Sightseeing in London
Buckingham Palace | Westminster
This 775-room royal residence and official London home of the Queen and the royal family. And while the 19 State Rooms inside are only opened to the public during August and September, admiring the beautifully ornate exterior and structural design is worth the visit alone.
Westminster Abbey | Westminster
For over a millennium, the Abbey has been England’s coronation church and has hosted at least 16 royal weddings, including the Duke and Duchess of Cambridge’s 2011 nuptials. The church is also home to a number of historic oil and wall paintings, as well as England’s oldest altarpiece. Overseeing English coronations for the past millennium, and 16 royal weddings, the abbey dating back to 7th century (Although the current structure is relatively new and dates back to the 1200s). Arrive early and expect a wait for the tours, this is one of the most popular tourist destinations in the world.
Houses of Parliament | Westminster
Otherwise known as The Palace of Westminster, the houses are the heart of British parliament. Although the current palace was not always the seat of power, and was originally built in the mid-19th century to replace the 'Old Palace, which had been destroyed by a fire in 1834. If you find the time, we recommend catching the view of the palace at night, from across Lambeth Bridge in South Bank, alight with green and gold.
Big Ben | Westminster
Another of London's most renowned landmarks, the iconic structure has rung its 13-ton bell for the city sin 1858, when it was cast by the Whitechapel Bell Foundry. At present, the bell has been silent since 2016 while the structure undergoes construction. Despite this, the clock tower alone is worth the sight.

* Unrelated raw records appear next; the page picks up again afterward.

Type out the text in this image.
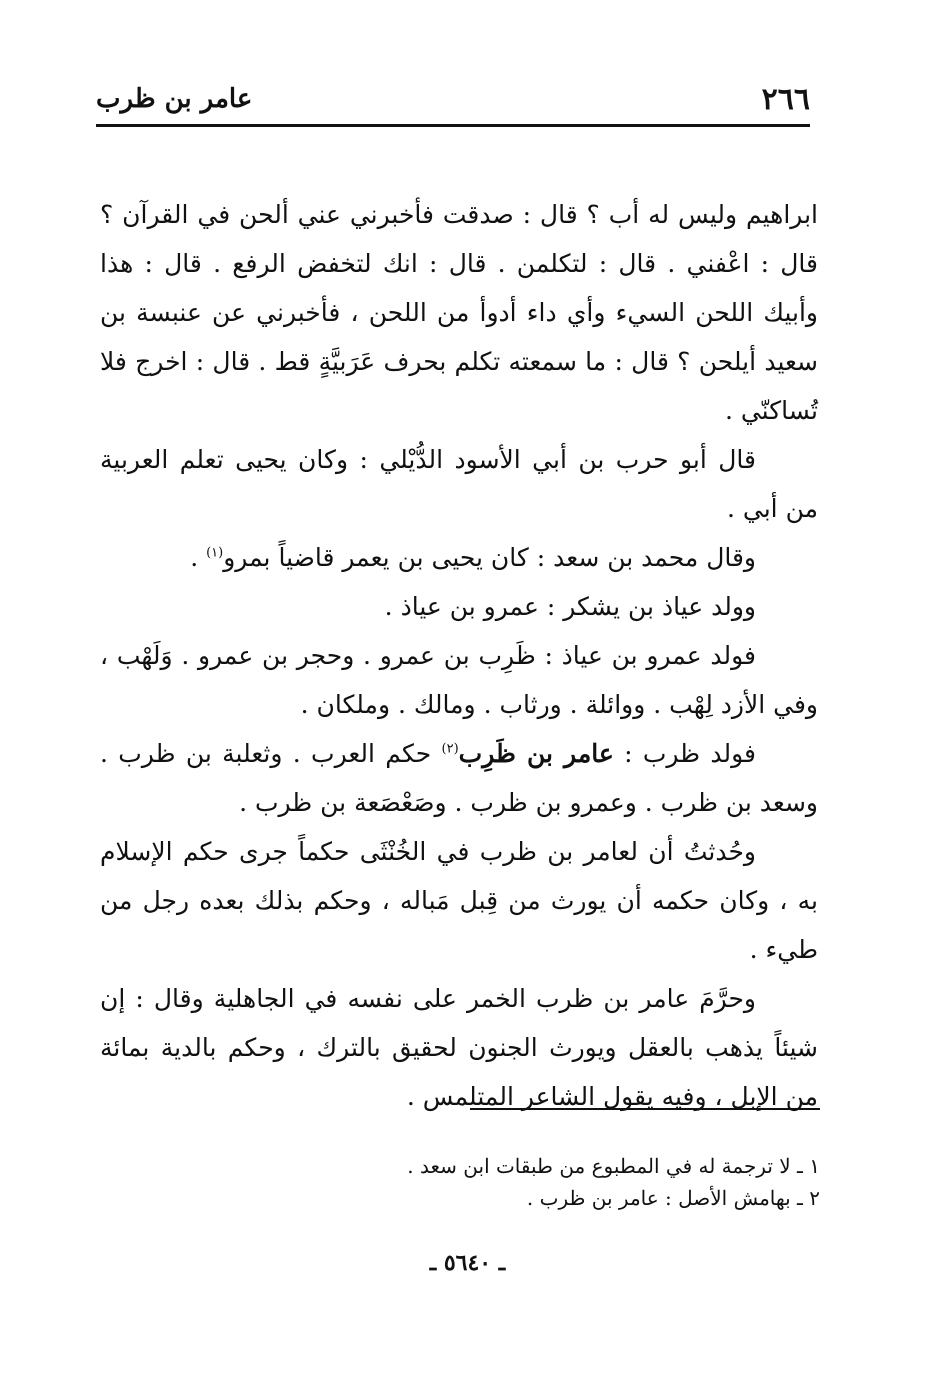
٢٦٦
عامر بن ظرب

ابراهيم وليس له أب ؟ قال : صدقت فأخبرني عني ألحن في القرآن ؟ قال : اعْفني . قال : لتكلمن . قال : انك لتخفض الرفع . قال : هذا وأبيك اللحن السيء وأي داء أدوأ من اللحن ، فأخبرني عن عنبسة بن سعيد أيلحن ؟ قال : ما سمعته تكلم بحرف عَرَبيَّةٍ قط . قال : اخرج فلا تُساكنّي .

قال أبو حرب بن أبي الأسود الدُّيْلي : وكان يحيى تعلم العربية من أبي .

وقال محمد بن سعد : كان يحيى بن يعمر قاضياً بمرو$^{(١)}$ .

وولد عياذ بن يشكر : عمرو بن عياذ .

فولد عمرو بن عياذ : ظَرِب بن عمرو . وحجر بن عمرو . وَلَهْب ، وفي الأزد لِهْب . ووائلة . ورثاب . ومالك . وملكان .

فولد ظرب : عامر بن ظَرِب$^{(٢)}$ حكم العرب . وثعلبة بن ظرب . وسعد بن ظرب . وعمرو بن ظرب . وصَعْصَعة بن ظرب .

وحُدثتُ أن لعامر بن ظرب في الخُنْثَى حكماً جرى حكم الإسلام به ، وكان حكمه أن يورث من قِبل مَباله ، وحكم بذلك بعده رجل من طيء .

وحرَّمَ عامر بن ظرب الخمر على نفسه في الجاهلية وقال : إن شيئاً يذهب بالعقل ويورث الجنون لحقيق بالترك ، وحكم بالدية بمائة من الإبل ، وفيه يقول الشاعر المتلمس .

١ ـ لا ترجمة له في المطبوع من طبقات ابن سعد .
٢ ـ بهامش الأصل : عامر بن ظرب .
ـ ٥٦٤٠ ـ
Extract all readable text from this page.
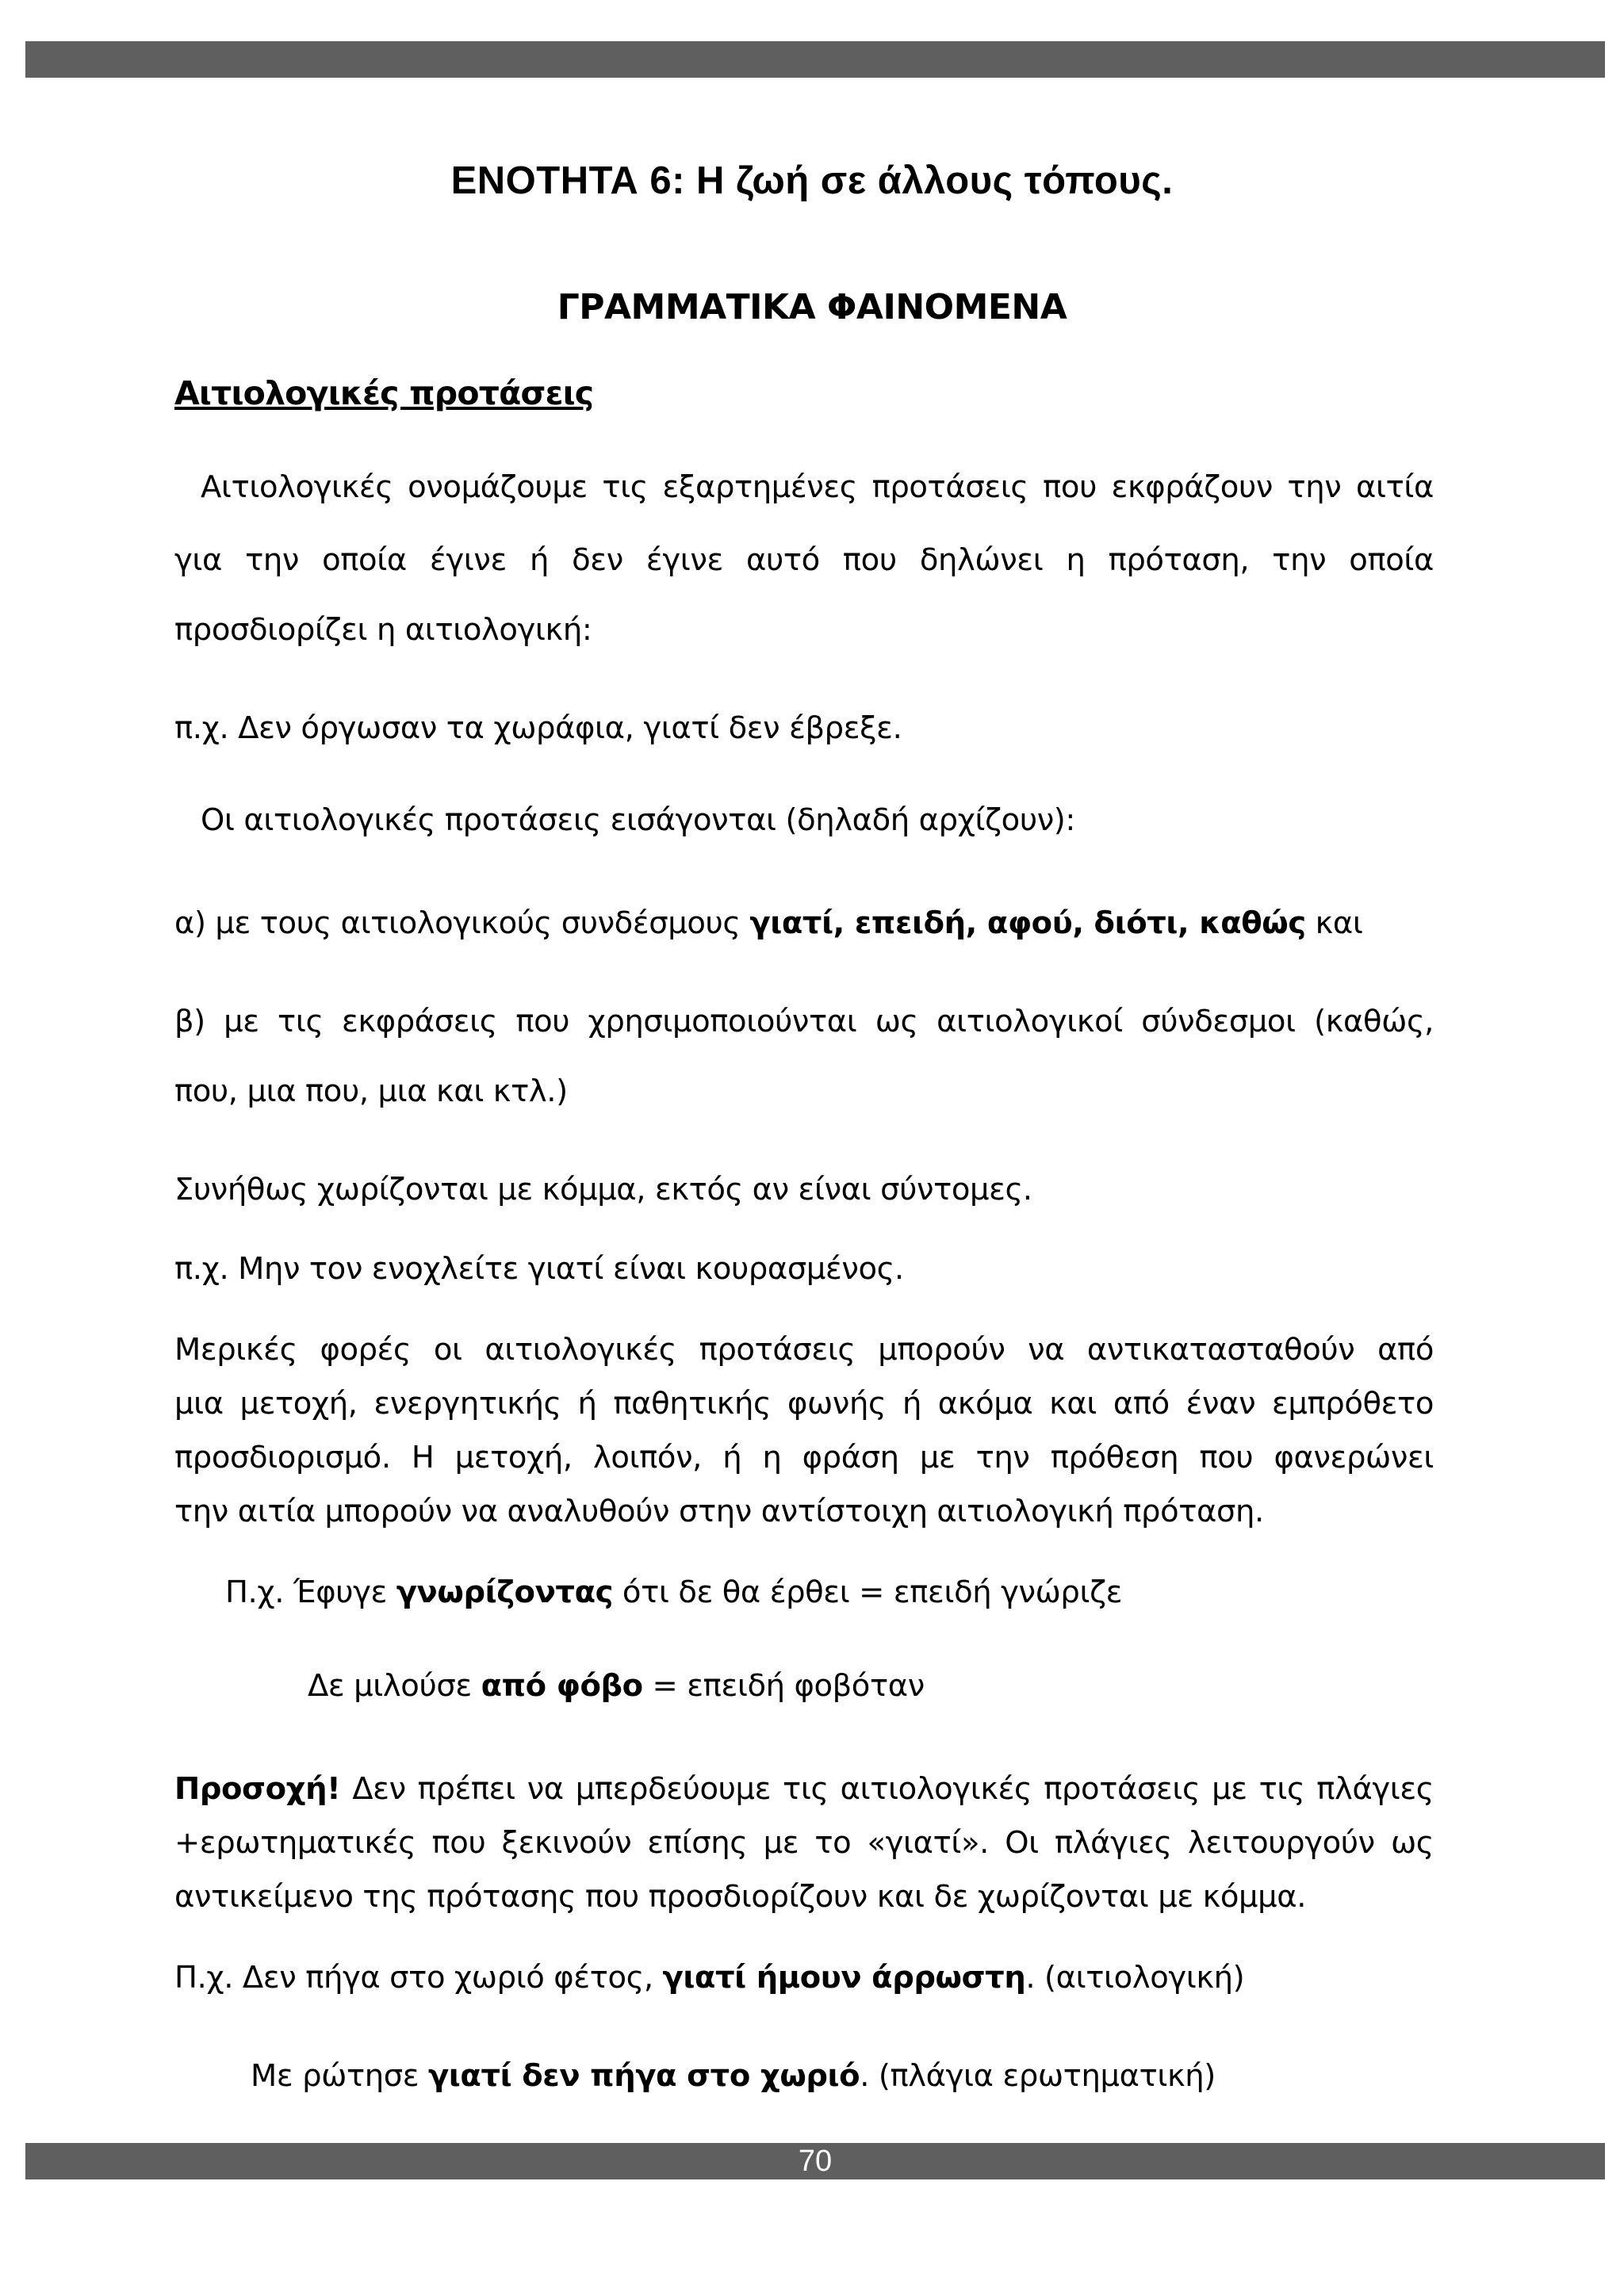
ΕΝΟΤΗΤΑ 6: Η ζωή σε άλλους τόπους.
ΓΡΑΜΜΑΤΙΚΑ ΦΑΙΝΟΜΕΝΑ
Αιτιολογικές προτάσεις
Αιτιολογικές ονομάζουμε τις εξαρτημένες προτάσεις που εκφράζουν την αιτία
για την οποία έγινε ή δεν έγινε αυτό που δηλώνει η πρόταση, την οποία
προσδιορίζει η αιτιολογική:
π.χ. Δεν όργωσαν τα χωράφια, γιατί δεν έβρεξε.
Οι αιτιολογικές προτάσεις εισάγονται (δηλαδή αρχίζουν):
α) με τους αιτιολογικούς συνδέσμους γιατί, επειδή, αφού, διότι, καθώς και
β) με τις εκφράσεις που χρησιμοποιούνται ως αιτιολογικοί σύνδεσμοι (καθώς,
που, μια που, μια και κτλ.)
Συνήθως χωρίζονται με κόμμα, εκτός αν είναι σύντομες.
π.χ. Μην τον ενοχλείτε γιατί είναι κουρασμένος.
Μερικές φορές οι αιτιολογικές προτάσεις μπορούν να αντικατασταθούν από
μια μετοχή, ενεργητικής ή παθητικής φωνής ή ακόμα και από έναν εμπρόθετο
προσδιορισμό. Η μετοχή, λοιπόν, ή η φράση με την πρόθεση που φανερώνει
την αιτία μπορούν να αναλυθούν στην αντίστοιχη αιτιολογική πρόταση.
Π.χ. Έφυγε γνωρίζοντας ότι δε θα έρθει = επειδή γνώριζε
Δε μιλούσε από φόβο = επειδή φοβόταν
Προσοχή! Δεν πρέπει να μπερδεύουμε τις αιτιολογικές προτάσεις με τις πλάγιες
+ερωτηματικές που ξεκινούν επίσης με το «γιατί». Οι πλάγιες λειτουργούν ως
αντικείμενο της πρότασης που προσδιορίζουν και δε χωρίζονται με κόμμα.
Π.χ. Δεν πήγα στο χωριό φέτος, γιατί ήμουν άρρωστη. (αιτιολογική)
Με ρώτησε γιατί δεν πήγα στο χωριό. (πλάγια ερωτηματική)
70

Tower of London | The City
Architecturally grandiose, the Tower of London is likely the city's most internationally recognized landmark. Taking the full tour will set you back about four hours, but we do recommend it, the Tower is a city in itself.
Tower Bridge | The City
This iconic 19th century landmarked was erected in 1894 and designed by Sir Horace Jones. Its major point of interest, bascules that open the bridge, allow it to be raised around 850 times a year to allow larger boats to cross. Take the Tower Bridge glass-floor walkway above to enjoy a startling city view.
St. Paul’s Cathedral | Blackfriars
Exemplary of English Baroque architecture, St. Paul’s is home to a wealth of murals, mosaics, and sculptures. Designed by Sir Christopher Wren, the ornate golden ceiling beneath the dome is said to have inspired the design for the United States Capitol Hill. Main floor tours are free, but group tours can also be arranged for the upper levels for a small fee but must be booked in advance.
London Eye | South Bank
The world’s tallest cantilevered observation wheel, the London Eye also features a 4-D cinema and Champagne bar offering private capsule reservations. The eye is also a great way to get a birds-eye view of the city and all it's major landmarks, as far 25 miles away. Long as it's not another gray London day.
The Shard | The City
Home to a number of restaurants, offices, a viewing gallery, and a hotel, this over 1,000-foot-tall structure is one of the tallest buildings in Europe and was completed in 2012 by Renzo Piano.